Find Minimum in Rotated Sorted Array - LeetCode 153 Solution in python

Find Minimum in Rotated Sorted Array medium

Problem Statement

Suppose an array of length n sorted in ascending order is rotated between 1 and n times. For example, the array nums = [0,1,2,4,5,6,7] might become:

[4,5,6,7,0,1,2] if it was rotated 4 times.
[0,1,2,4,5,6,7] if it was rotated 0 times.

You must write an efficient algorithm that finds the minimum element in the rotated sorted array.
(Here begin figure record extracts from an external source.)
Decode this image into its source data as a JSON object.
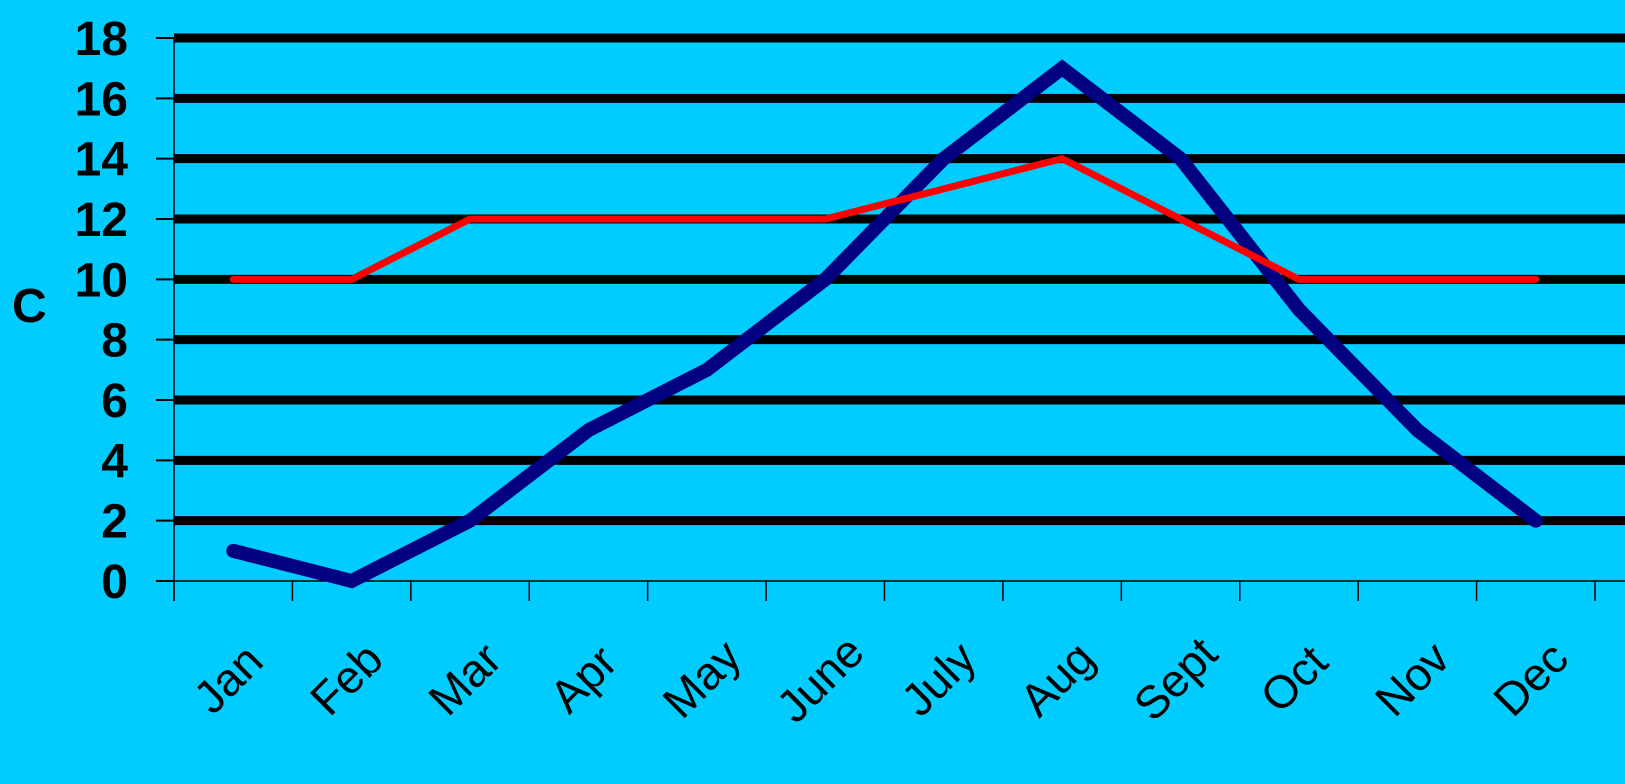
{
  "chart_data": {
    "type": "line",
    "title": "",
    "xlabel": "",
    "ylabel": "C",
    "ylim": [
      0,
      18
    ],
    "yticks": [
      "0",
      "2",
      "4",
      "6",
      "8",
      "10",
      "12",
      "14",
      "16",
      "18"
    ],
    "categories": [
      "Jan",
      "Feb",
      "Mar",
      "Apr",
      "May",
      "June",
      "July",
      "Aug",
      "Sept",
      "Oct",
      "Nov",
      "Dec"
    ],
    "grid": true,
    "legend": "none",
    "series": [
      {
        "color": "#000080",
        "values": [
          1,
          0,
          2,
          5,
          7,
          10,
          14,
          17,
          14,
          9,
          5,
          2
        ]
      },
      {
        "color": "#ff0000",
        "values": [
          10,
          10,
          12,
          12,
          12,
          12,
          13,
          14,
          12,
          10,
          10,
          10
        ]
      }
    ],
    "colors": {
      "background": "#00ccff",
      "gridline": "#000000",
      "text": "#000000"
    }
  }
}
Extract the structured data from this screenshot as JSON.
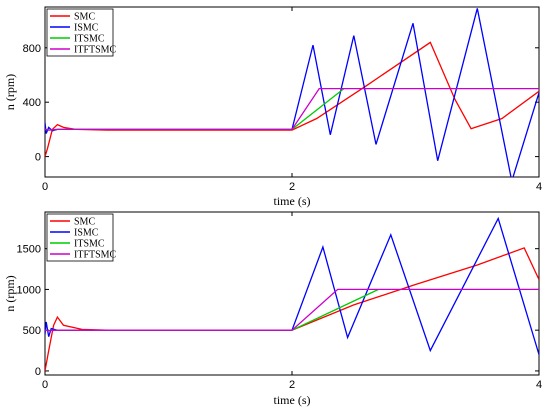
{
  "chart_data": [
    {
      "type": "line",
      "xlabel": "time (s)",
      "ylabel": "n (rpm)",
      "xlim": [
        0,
        4
      ],
      "ylim": [
        -150,
        1100
      ],
      "xticks": [
        0,
        2,
        4
      ],
      "yticks": [
        0,
        400,
        800
      ],
      "legend_position": "top-left",
      "series": [
        {
          "name": "SMC",
          "color": "#ff0000",
          "x": [
            0,
            0.02,
            0.06,
            0.1,
            0.15,
            0.25,
            0.5,
            1,
            1.5,
            2,
            2.2,
            2.6,
            3.12,
            3.32,
            3.45,
            3.7,
            4
          ],
          "y": [
            0,
            60,
            200,
            235,
            215,
            200,
            195,
            195,
            195,
            195,
            280,
            520,
            840,
            420,
            205,
            280,
            480
          ]
        },
        {
          "name": "ISMC",
          "color": "#0000ff",
          "x": [
            0,
            0.01,
            0.03,
            0.06,
            0.1,
            0.5,
            1,
            1.5,
            2,
            2.17,
            2.31,
            2.5,
            2.68,
            2.98,
            3.18,
            3.5,
            3.78,
            4
          ],
          "y": [
            250,
            170,
            215,
            190,
            200,
            200,
            200,
            200,
            200,
            820,
            160,
            890,
            90,
            980,
            -30,
            1090,
            -180,
            470
          ]
        },
        {
          "name": "ITSMC",
          "color": "#00cc00",
          "x": [
            0,
            0.03,
            0.1,
            0.5,
            1,
            1.5,
            2,
            2.42
          ],
          "y": [
            200,
            195,
            200,
            200,
            200,
            200,
            200,
            500
          ]
        },
        {
          "name": "ITFTSMC",
          "color": "#cc00cc",
          "x": [
            0,
            0.03,
            0.1,
            0.5,
            1,
            1.5,
            2,
            2.22,
            4
          ],
          "y": [
            200,
            195,
            200,
            200,
            200,
            200,
            200,
            500,
            500
          ]
        }
      ]
    },
    {
      "type": "line",
      "xlabel": "time (s)",
      "ylabel": "n (rpm)",
      "xlim": [
        0,
        4
      ],
      "ylim": [
        -50,
        1950
      ],
      "xticks": [
        0,
        2,
        4
      ],
      "yticks": [
        0,
        500,
        1000,
        1500
      ],
      "legend_position": "top-left",
      "series": [
        {
          "name": "SMC",
          "color": "#ff0000",
          "x": [
            0,
            0.03,
            0.07,
            0.1,
            0.15,
            0.3,
            0.5,
            1,
            1.5,
            2,
            2.5,
            3,
            3.5,
            3.88,
            4
          ],
          "y": [
            0,
            250,
            560,
            660,
            560,
            510,
            500,
            500,
            500,
            500,
            810,
            1060,
            1300,
            1510,
            1120
          ]
        },
        {
          "name": "ISMC",
          "color": "#0000ff",
          "x": [
            0,
            0.01,
            0.03,
            0.05,
            0.1,
            0.5,
            1,
            1.5,
            2,
            2.25,
            2.45,
            2.8,
            3.12,
            3.67,
            4
          ],
          "y": [
            450,
            600,
            420,
            520,
            500,
            500,
            500,
            500,
            500,
            1520,
            410,
            1670,
            250,
            1870,
            200
          ]
        },
        {
          "name": "ITSMC",
          "color": "#00cc00",
          "x": [
            0,
            0.03,
            0.1,
            0.5,
            1,
            1.5,
            2,
            2.7
          ],
          "y": [
            500,
            495,
            500,
            500,
            500,
            500,
            500,
            1000
          ]
        },
        {
          "name": "ITFTSMC",
          "color": "#cc00cc",
          "x": [
            0,
            0.03,
            0.1,
            0.5,
            1,
            1.5,
            2,
            2.37,
            4
          ],
          "y": [
            500,
            495,
            500,
            500,
            500,
            500,
            500,
            1000,
            1000
          ]
        }
      ]
    }
  ]
}
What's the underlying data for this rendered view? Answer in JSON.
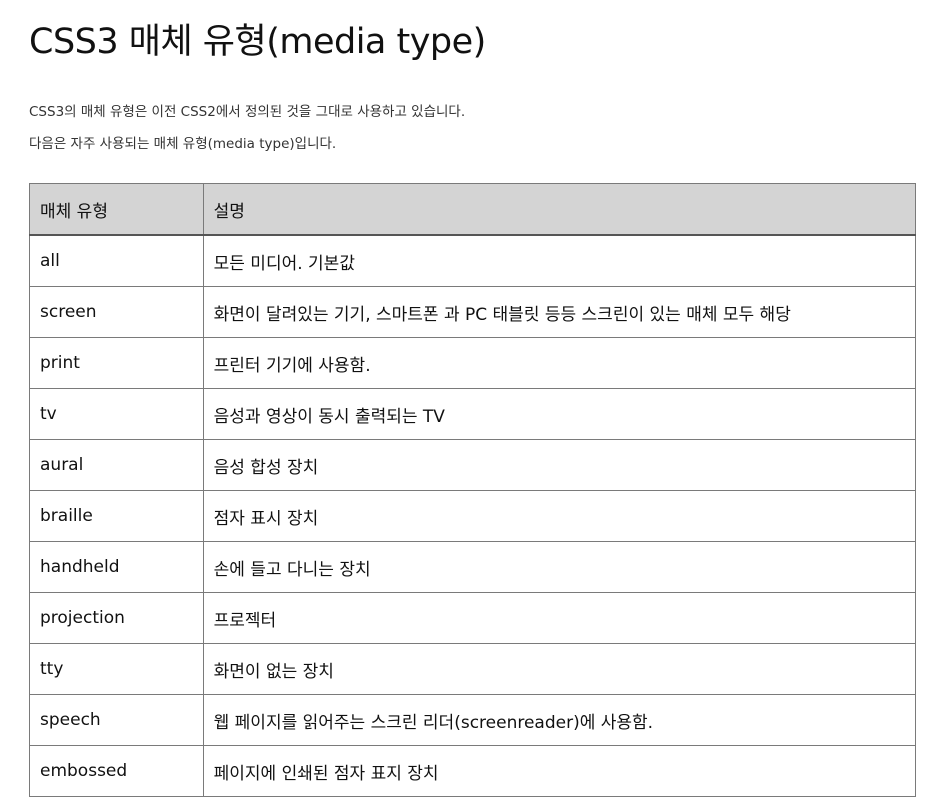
{
  "title": "CSS3 매체 유형(media type)",
  "intro": [
    "CSS3의 매체 유형은 이전 CSS2에서 정의된 것을 그대로 사용하고 있습니다.",
    "다음은 자주 사용되는 매체 유형(media type)입니다."
  ],
  "table": {
    "headers": [
      "매체 유형",
      "설명"
    ],
    "rows": [
      [
        "all",
        "모든 미디어. 기본값"
      ],
      [
        "screen",
        "화면이 달려있는 기기, 스마트폰 과 PC 태블릿 등등 스크린이 있는 매체 모두 해당"
      ],
      [
        "print",
        "프린터 기기에 사용함."
      ],
      [
        "tv",
        "음성과 영상이 동시 출력되는 TV"
      ],
      [
        "aural",
        "음성 합성 장치"
      ],
      [
        "braille",
        "점자 표시 장치"
      ],
      [
        "handheld",
        "손에 들고 다니는 장치"
      ],
      [
        "projection",
        "프로젝터"
      ],
      [
        "tty",
        "화면이 없는 장치"
      ],
      [
        "speech",
        "웹 페이지를 읽어주는 스크린 리더(screenreader)에 사용함."
      ],
      [
        "embossed",
        "페이지에 인쇄된 점자 표지 장치"
      ]
    ]
  }
}
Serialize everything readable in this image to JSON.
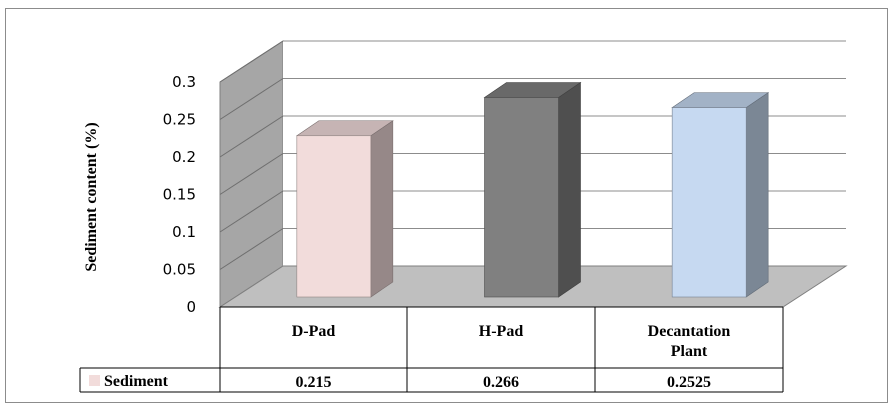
{
  "chart_data": {
    "type": "bar",
    "categories": [
      "D-Pad",
      "H-Pad",
      "Decantation Plant"
    ],
    "category_lines": [
      [
        "D-Pad"
      ],
      [
        "H-Pad"
      ],
      [
        "Decantation",
        "Plant"
      ]
    ],
    "series": [
      {
        "name": "Sediment",
        "values": [
          0.215,
          0.266,
          0.2525
        ],
        "value_labels": [
          "0.215",
          "0.266",
          "0.2525"
        ]
      }
    ],
    "bar_colors": [
      "#f2dcdb",
      "#808080",
      "#c6d9f1"
    ],
    "ylabel": "Sediment content (%)",
    "ylim": [
      0,
      0.3
    ],
    "yticks": [
      "0",
      "0.05",
      "0.1",
      "0.15",
      "0.2",
      "0.25",
      "0.3"
    ],
    "grid": true,
    "legend_placement": "data-table-left",
    "data_table": true
  }
}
You must not use any extra space. The time complexity of your algorithm must be O(log n).

Example 1

Input: nums = [3,4,5,1,2]
Output: 1
Explanation: The original array was [1,2,3,4,5], rotated 3 times.

Example 2

Input: nums = [4,5,6,7,0,1,2]
Output: 0
Explanation: The original array was [0,1,2,4,5,6,7], rotated 4 times.

Steps

The problem leverages binary search's efficiency to find the minimum element in logarithmic time. The key is understanding that the minimum element is always the only element that is smaller than its previous element (if we consider the array circularly).

Initialize: Set left = 0 and right = nums.length - 1.
Binary Search: While left < right:
- Calculate mid = (left + right) / 2.
- Case 1: nums[mid] > nums[right]: The minimum element lies in the right half of the array (because the right half is unsorted). Update left = mid + 1.
- Case 2: nums[mid] <= nums[right]: The minimum element lies in the left half of the array (including nums[mid]). Update right = mid.
Return: After the loop, left and right will both point to the index of the minimum element. Return nums[left].

Explanation

The algorithm works because of the properties of a rotated sorted array. The rotation creates a point where the sorted order is broken. The minimum element is always to the right of this break point. By comparing nums[mid] with nums[right], we can efficiently determine which half of the array contains the minimum element and narrow down the search space in each iteration.

Code

class Solution {
    public int findMin(int[] nums) {
        int left = 0;
        int right = nums.length - 1;

        while (left < right) {
            int mid = left + (right - left) / 2; // Avoid potential overflow

            if (nums[mid] > nums[right]) {
                left = mid + 1;
            } else {
                right = mid;
            }
        }

        return nums[left];
    }
}

Complexity

Time Complexity: O(log n) due to the binary search.
Space Complexity: O(1) because we use only a constant amount of extra space. The algorithm operates in-place.